We can also draw our clade boxes first (as I illustrated last time), and then overlay our tree. Here’s what that might look like for the same tree & set of clade boxes.

plotTree(bonyfish.tree,direction="upwards",lwd=1,
  fsize=0.6,ftype="i",plot=FALSE)
cols<-RColorBrewer::brewer.pal(n=4,"Pastel1")
cladebox(node=96,col=cols[1])
cladebox(node=112,col=cols[2])
cladebox(node=139,col=cols[3])
cladebox(node=168,col=cols[4])
plotTree(bonyfish.tree,direction="upwards",lwd=1,
  fsize=0.6,ftype="i",add=TRUE)

Of course, the point of my prior post on this topic was how to solve the much more complicated task of overlaying clade boxes on top of a circular fan or arc-style tree.

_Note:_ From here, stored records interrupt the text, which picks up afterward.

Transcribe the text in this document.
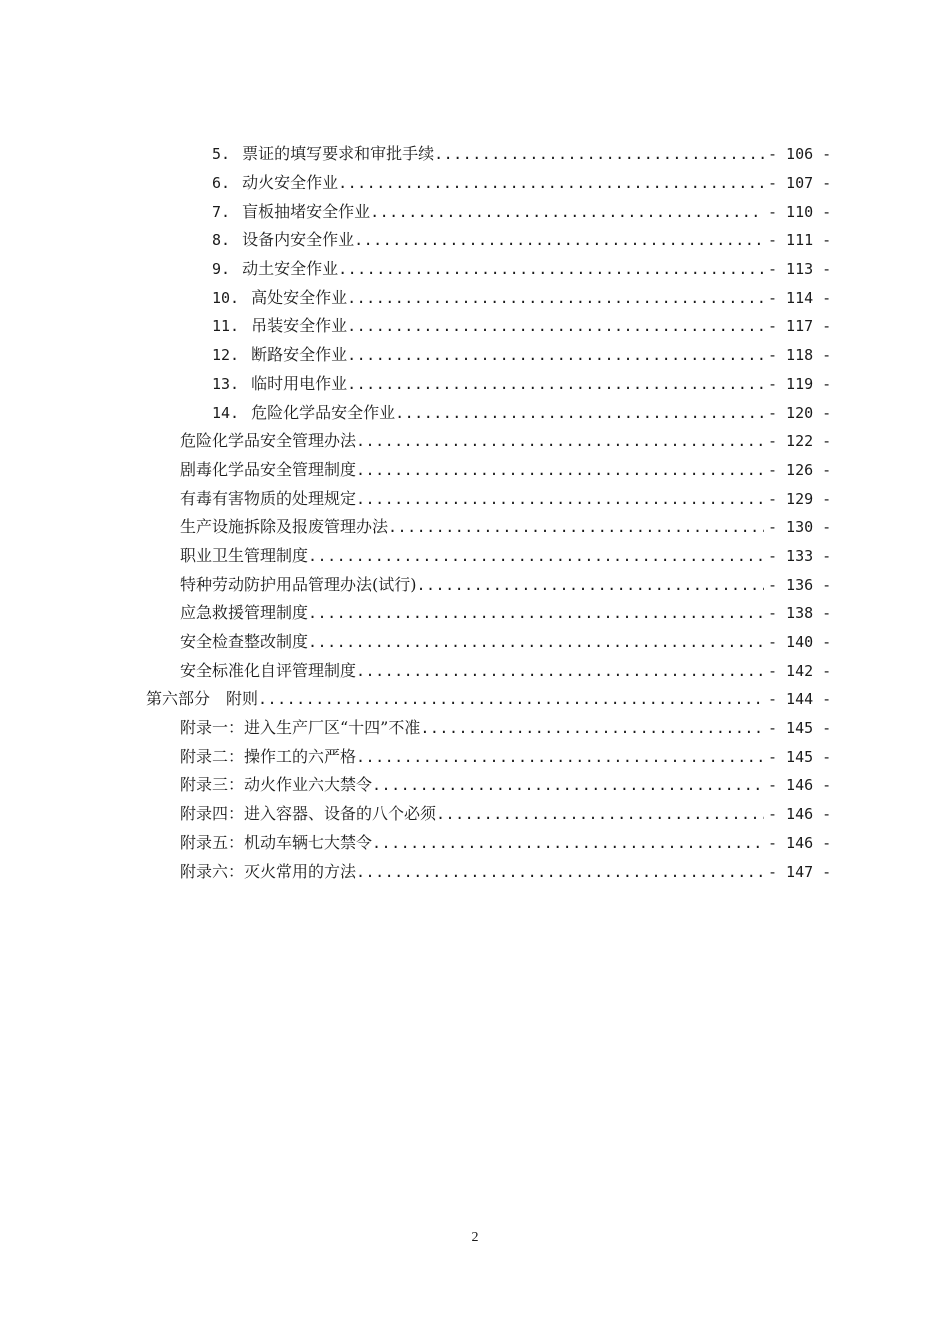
5. 票证的填写要求和审批手续 .....	- 106 -
6. 动火安全作业 .....	- 107 -
7. 盲板抽堵安全作业 .....	- 110 -
8. 设备内安全作业 .....	- 111 -
9. 动土安全作业 .....	- 113 -
10. 高处安全作业 .....	- 114 -
11. 吊装安全作业 .....	- 117 -
12. 断路安全作业 .....	- 118 -
13. 临时用电作业 .....	- 119 -
14. 危险化学品安全作业 .....	- 120 -
危险化学品安全管理办法 .....	- 122 -
剧毒化学品安全管理制度 .....	- 126 -
有毒有害物质的处理规定 .....	- 129 -
生产设施拆除及报废管理办法 .....	- 130 -
职业卫生管理制度 .....	- 133 -
特种劳动防护用品管理办法(试行) .....	- 136 -
应急救援管理制度 .....	- 138 -
安全检查整改制度 .....	- 140 -
安全标准化自评管理制度 .....	- 142 -
第六部分　附则 .....	- 144 -
附录一：进入生产厂区“十四”不准 .....	- 145 -
附录二：操作工的六严格 .....	- 145 -
附录三：动火作业六大禁令 .....	- 146 -
附录四：进入容器、设备的八个必须 .....	- 146 -
附录五：机动车辆七大禁令 .....	- 146 -
附录六：灭火常用的方法 .....	- 147 -
2
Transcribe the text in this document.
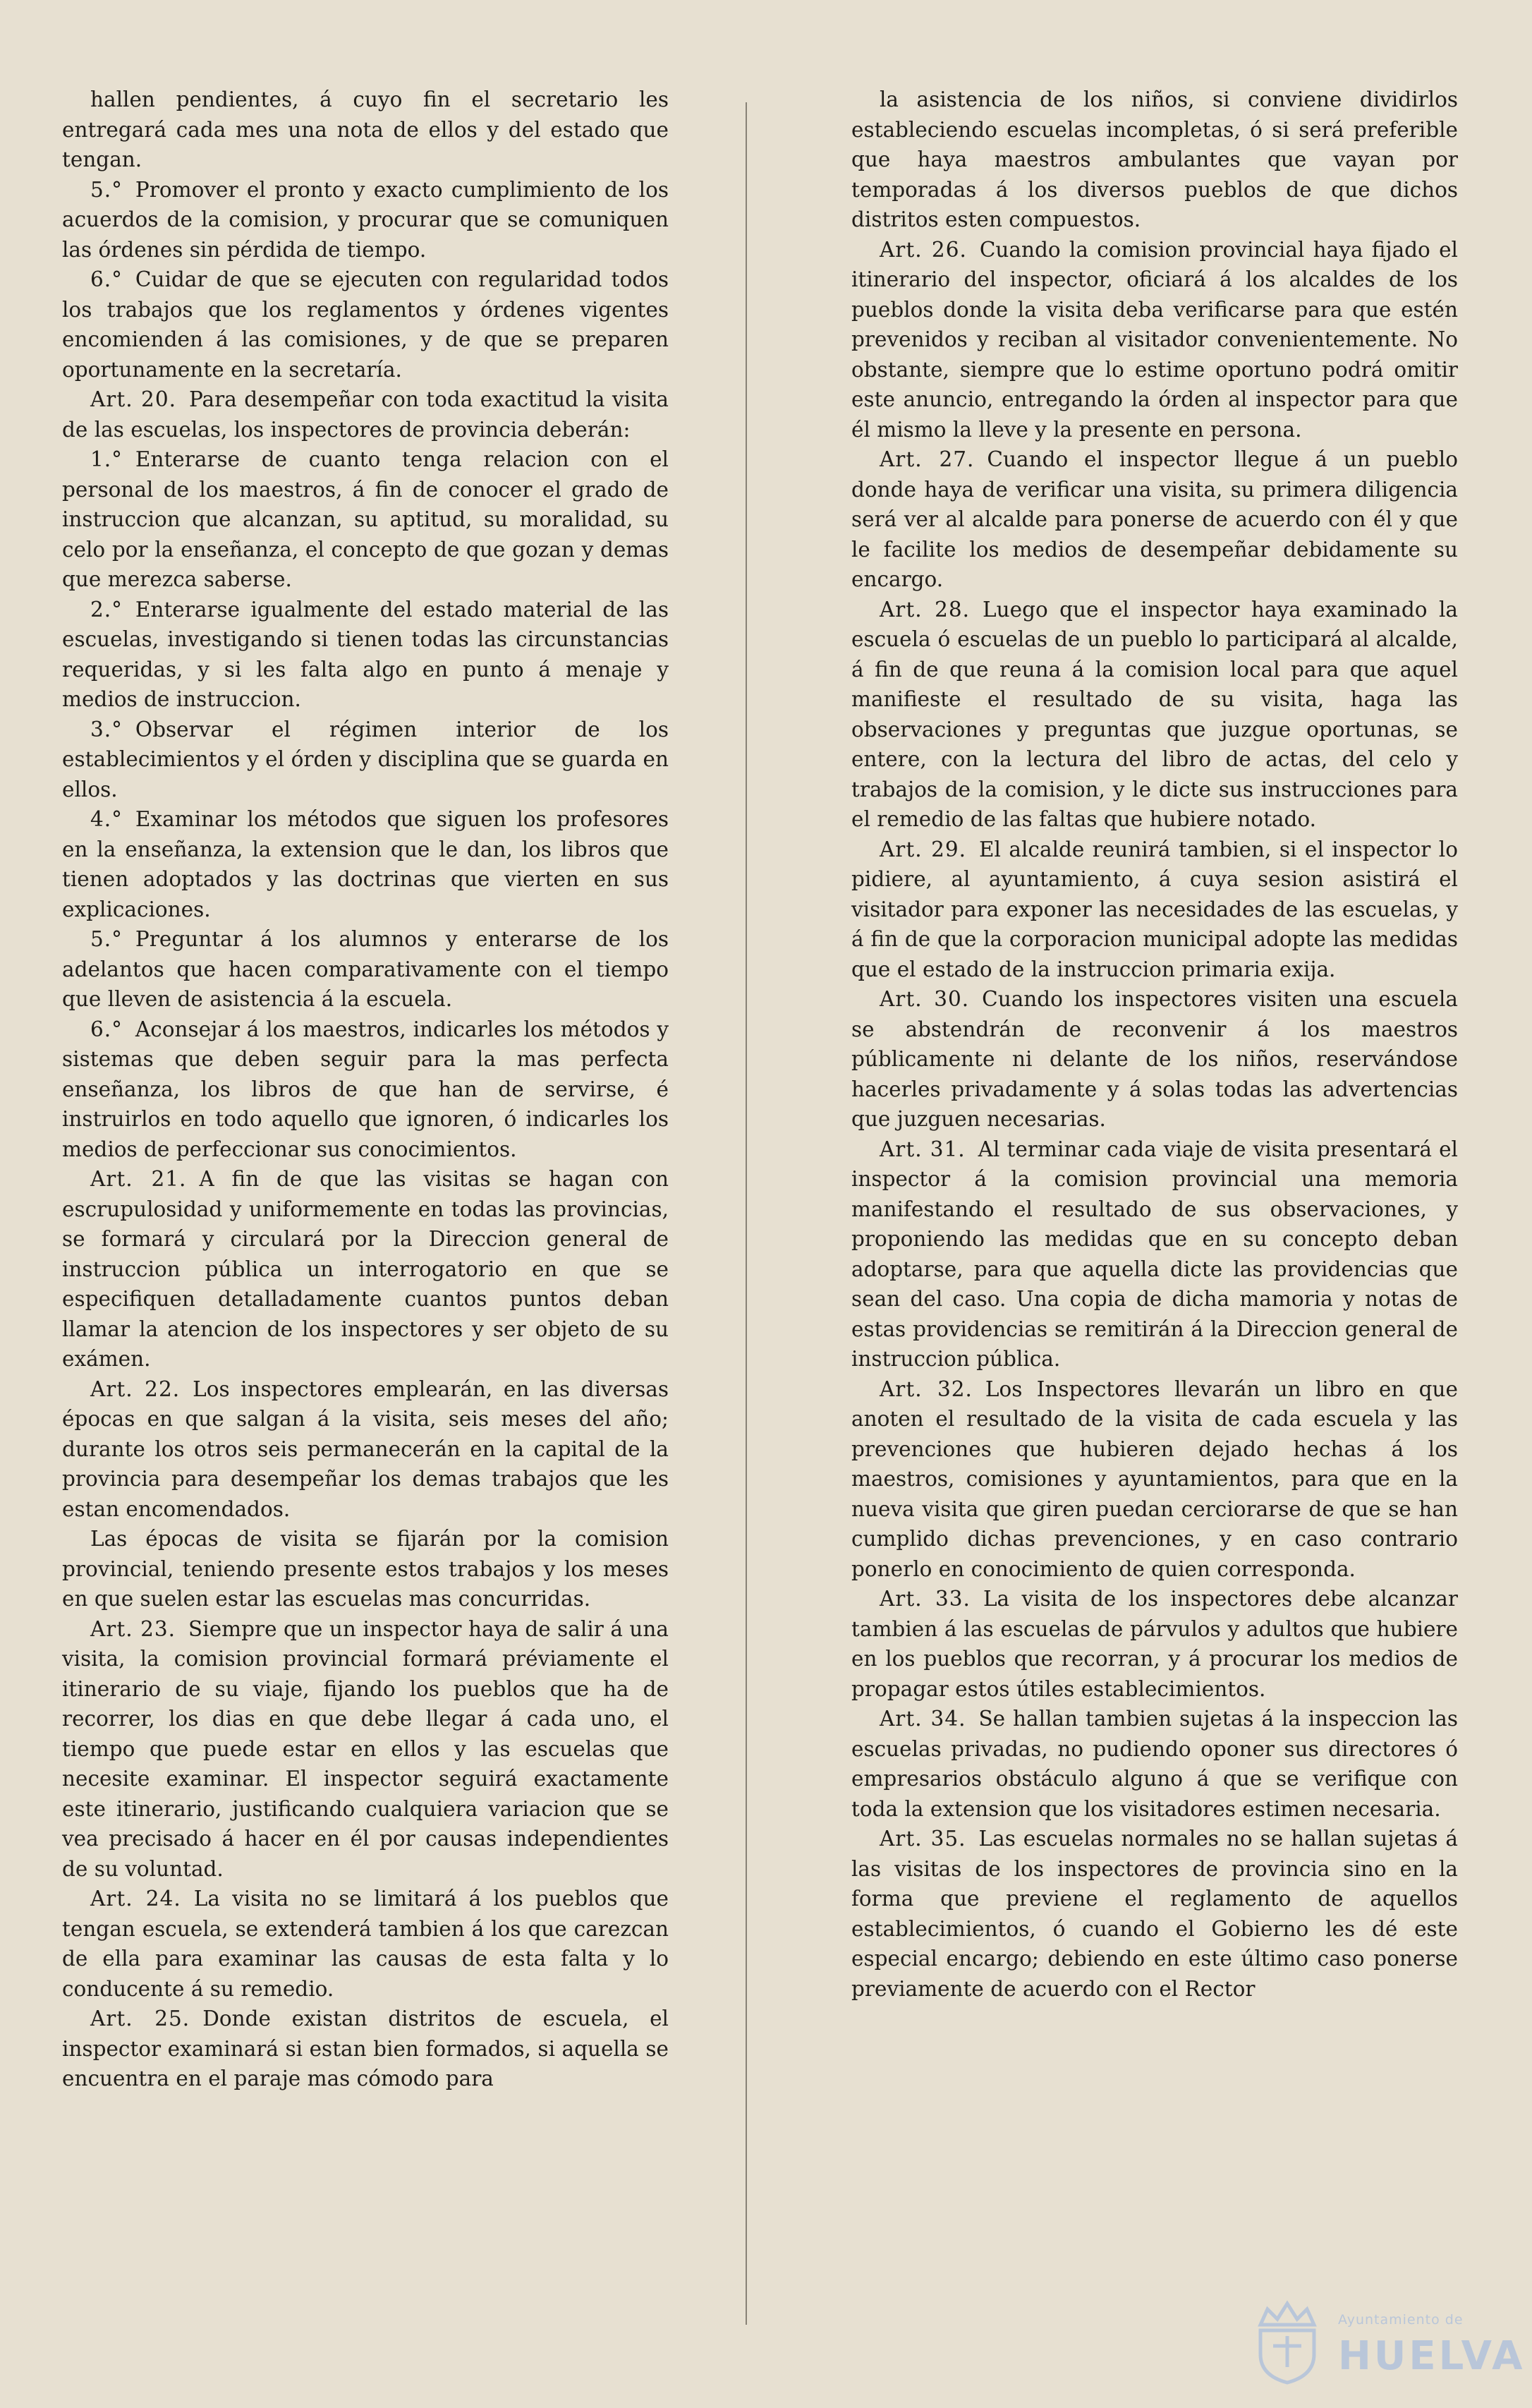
hallen pendientes, á cuyo fin el secretario les entregará cada mes una nota de ellos y del estado que tengan.

5.° Promover el pronto y exacto cumplimiento de los acuerdos de la comision, y procurar que se comuniquen las órdenes sin pérdida de tiempo.

6.° Cuidar de que se ejecuten con regularidad todos los trabajos que los reglamentos y órdenes vigentes encomienden á las comisiones, y de que se preparen oportunamente en la secretaría.

Art. 20. Para desempeñar con toda exactitud la visita de las escuelas, los inspectores de provincia deberán:

1.° Enterarse de cuanto tenga relacion con el personal de los maestros, á fin de conocer el grado de instruccion que alcanzan, su aptitud, su moralidad, su celo por la enseñanza, el concepto de que gozan y demas que merezca saberse.

2.° Enterarse igualmente del estado material de las escuelas, investigando si tienen todas las circunstancias requeridas, y si les falta algo en punto á menaje y medios de instruccion.

3.° Observar el régimen interior de los establecimientos y el órden y disciplina que se guarda en ellos.

4.° Examinar los métodos que siguen los profesores en la enseñanza, la extension que le dan, los libros que tienen adoptados y las doctrinas que vierten en sus explicaciones.

5.° Preguntar á los alumnos y enterarse de los adelantos que hacen comparativamente con el tiempo que lleven de asistencia á la escuela.

6.° Aconsejar á los maestros, indicarles los métodos y sistemas que deben seguir para la mas perfecta enseñanza, los libros de que han de servirse, é instruirlos en todo aquello que ignoren, ó indicarles los medios de perfeccionar sus conocimientos.

Art. 21. A fin de que las visitas se hagan con escrupulosidad y uniformemente en todas las provincias, se formará y circulará por la Direccion general de instruccion pública un interrogatorio en que se especifiquen detalladamente cuantos puntos deban llamar la atencion de los inspectores y ser objeto de su exámen.

Art. 22. Los inspectores emplearán, en las diversas épocas en que salgan á la visita, seis meses del año; durante los otros seis permanecerán en la capital de la provincia para desempeñar los demas trabajos que les estan encomendados.

Las épocas de visita se fijarán por la comision provincial, teniendo presente estos trabajos y los meses en que suelen estar las escuelas mas concurridas.

Art. 23. Siempre que un inspector haya de salir á una visita, la comision provincial formará préviamente el itinerario de su viaje, fijando los pueblos que ha de recorrer, los dias en que debe llegar á cada uno, el tiempo que puede estar en ellos y las escuelas que necesite examinar. El inspector seguirá exactamente este itinerario, justificando cualquiera variacion que se vea precisado á hacer en él por causas independientes de su voluntad.

Art. 24. La visita no se limitará á los pueblos que tengan escuela, se extenderá tambien á los que carezcan de ella para examinar las causas de esta falta y lo conducente á su remedio.

Art. 25. Donde existan distritos de escuela, el inspector examinará si estan bien formados, si aquella se encuentra en el paraje mas cómodo para

la asistencia de los niños, si conviene dividirlos estableciendo escuelas incompletas, ó si será preferible que haya maestros ambulantes que vayan por temporadas á los diversos pueblos de que dichos distritos esten compuestos.

Art. 26. Cuando la comision provincial haya fijado el itinerario del inspector, oficiará á los alcaldes de los pueblos donde la visita deba verificarse para que estén prevenidos y reciban al visitador convenientemente. No obstante, siempre que lo estime oportuno podrá omitir este anuncio, entregando la órden al inspector para que él mismo la lleve y la presente en persona.

Art. 27. Cuando el inspector llegue á un pueblo donde haya de verificar una visita, su primera diligencia será ver al alcalde para ponerse de acuerdo con él y que le facilite los medios de desempeñar debidamente su encargo.

Art. 28. Luego que el inspector haya examinado la escuela ó escuelas de un pueblo lo participará al alcalde, á fin de que reuna á la comision local para que aquel manifieste el resultado de su visita, haga las observaciones y preguntas que juzgue oportunas, se entere, con la lectura del libro de actas, del celo y trabajos de la comision, y le dicte sus instrucciones para el remedio de las faltas que hubiere notado.

Art. 29. El alcalde reunirá tambien, si el inspector lo pidiere, al ayuntamiento, á cuya sesion asistirá el visitador para exponer las necesidades de las escuelas, y á fin de que la corporacion municipal adopte las medidas que el estado de la instruccion primaria exija.

Art. 30. Cuando los inspectores visiten una escuela se abstendrán de reconvenir á los maestros públicamente ni delante de los niños, reservándose hacerles privadamente y á solas todas las advertencias que juzguen necesarias.

Art. 31. Al terminar cada viaje de visita presentará el inspector á la comision provincial una memoria manifestando el resultado de sus observaciones, y proponiendo las medidas que en su concepto deban adoptarse, para que aquella dicte las providencias que sean del caso. Una copia de dicha mamoria y notas de estas providencias se remitirán á la Direccion general de instruccion pública.

Art. 32. Los Inspectores llevarán un libro en que anoten el resultado de la visita de cada escuela y las prevenciones que hubieren dejado hechas á los maestros, comisiones y ayuntamientos, para que en la nueva visita que giren puedan cerciorarse de que se han cumplido dichas prevenciones, y en caso contrario ponerlo en conocimiento de quien corresponda.

Art. 33. La visita de los inspectores debe alcanzar tambien á las escuelas de párvulos y adultos que hubiere en los pueblos que recorran, y á procurar los medios de propagar estos útiles establecimientos.

Art. 34. Se hallan tambien sujetas á la inspeccion las escuelas privadas, no pudiendo oponer sus directores ó empresarios obstáculo alguno á que se verifique con toda la extension que los visitadores estimen necesaria.

Art. 35. Las escuelas normales no se hallan sujetas á las visitas de los inspectores de provincia sino en la forma que previene el reglamento de aquellos establecimientos, ó cuando el Gobierno les dé este especial encargo; debiendo en este último caso ponerse previamente de acuerdo con el Rector

Ayuntamiento de
HUELVA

Naturally, our function does that too.

par(fg="transparent")
plotTree(bonyfish.tree,direction="upwards",lwd=1,
  fsize=0.7,ftype="i",type="arc",arc_height=0.25,
  color="transparent")
par(fg="black")
cols<-RColorBrewer::brewer.pal(n=4,"Pastel1")
cladebox(node=96,col=cols[1])
cladebox(node=112,col=cols[2])
cladebox(node=139,col=cols[3])
cladebox(node=168,col=cols[4])
plotTree(bonyfish.tree,direction="upwards",lwd=1,
  fsize=0.7,ftype="i",type="arc",arc_height=0.25,
  add=TRUE)

The function also invisibly returns the coordinates of the polygons, so we can even overlay them in a custom way if we want.

par(fg="transparent")
plotTree(bonyfish.tree,direction="upwards",
  fsize=0.7,ftype="i",type="arc",arc_height=0.25,
  lwd=3,color="grey")
par(fg="black")
cols<-RColorBrewer::brewer.pal(n=4,"Pastel1")
cb_96<-cladebox(node=96,col="transparent")
polygon(cb_96,col=make.transparent(cols[1],0.4),
  density=20,border=cols[1],lwd=2)
cb_112<-cladebox(node=112,col="transparent")
polygon(cb_112,col=make.transparent(cols[2],0.4),
  density=20,border=cols[2],lwd=2)
cb_139<-cladebox(node=139,col="transparent")
polygon(cb_139,col=make.transparent(cols[3],0.4),
  density=20,border=cols[3],lwd=2)
cb_168<-cladebox(node=168,col="transparent")
polygon(cb_168,col=make.transparent(cols[4],0.4),
  density=20,border=cols[4],lwd=2)
plotTree(bonyfish.tree,direction="upwards",lwd=1,
  fsize=0.7,ftype="i",type="arc",arc_height=0.25,
  add=TRUE)

Overall, I think this is kind of cool.